A more efficient way to do this is the following::

   atlas> void: for i in F do prints(i," ",rho_K(KGB(G,i))) od
   0 [ 1, 1, 0 ]/1
   1 [ 1, 1, 0 ]/1
   2 [ 1, 0, 1 ]/1
   3 [ 1, 1, 0 ]/1
   4 [ 1, 1, 0 ]/1
   5 [  1,  0, -1 ]/1
   6 [ 1, 0, 1 ]/1
   7 [  1,  0, -1 ]/1
   atlas> 

We have two choices of ``x`` with the standard ``rho``: ``x=5`` and
``x=7``. We choose one::

   atlas> x_b:=KGB(G,5)
   Value: KGB element #5
   atlas> simple_roots(K_0(x_b))
   Value: 
   |  1,  0 |
   | -1,  1 |
   |  0, -1 |
   
   atlas>

   atlas> void: for p in ds do prints(x(p), " ", hc_parameter (p, x_b)) od
   KGB element #0 [  3,  1, -2 ]/1
   KGB element #1 [  2,  1, -3 ]/1
   KGB element #2 [  3,  2, -1 ]/1
   KGB element #3 [  3, -1, -2 ]/1
   KGB element #4 [  2, -1, -3 ]/1
   KGB element #5 [ 3, 2, 1 ]/1
   KGB element #6 [  1, -2, -3 ]/1
   KGB element #7 [ -1, -2, -3 ]/1
   atlas>

These ``lambdas`` are the conjugates of ``rho`` which are
:math:`K`-dominant. That is, modulo :math:`W_K`. They are all
decreasing. So they are the usual Harish-Candra parameters for the
eight discrete series of :math:`Sp(6,\mathbb R)`.

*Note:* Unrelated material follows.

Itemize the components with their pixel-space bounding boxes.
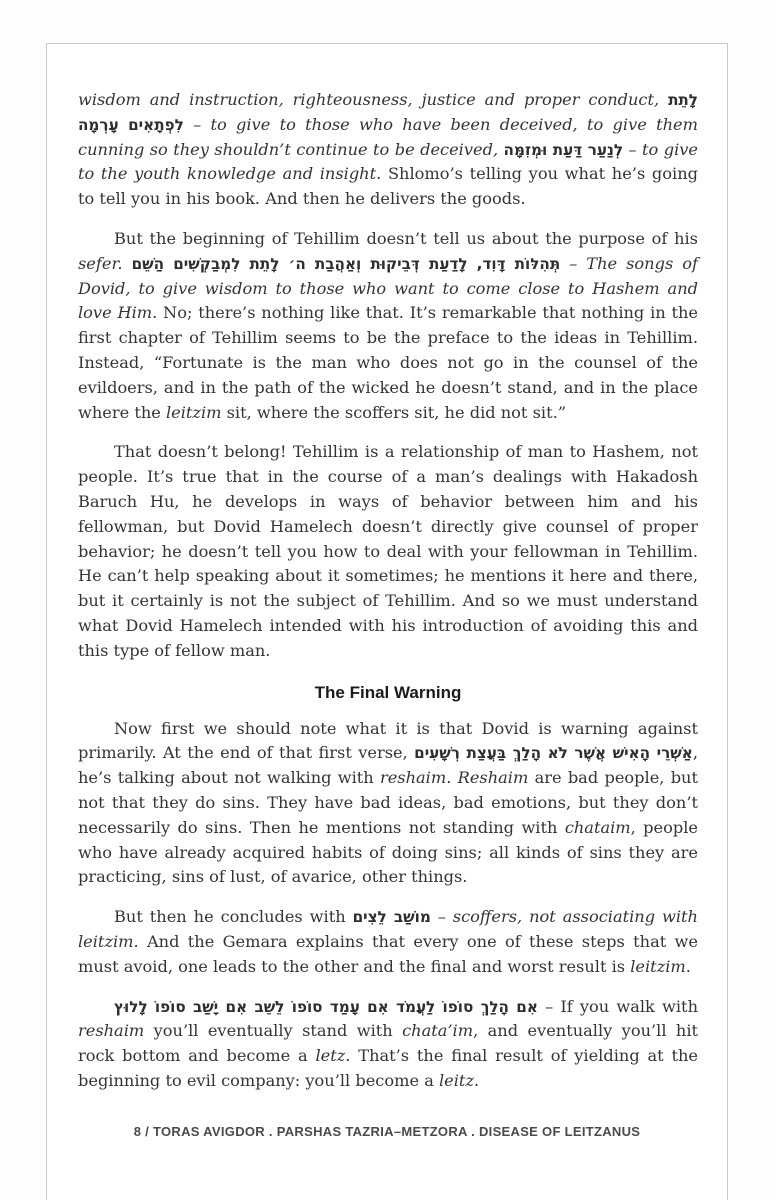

Now, as for previous examples we can write::

   atlas> p:=discrete_series (x_b,[-1,-2,-3])
   Value: final parameter(x=7,lambda=[3,2,1]/1,nu=[0,0,0]/1)
   atlas>

So ``atlas`` knows what this is and makes ``lambda`` dominant and conjugates ``x_b`` to ``x_7``.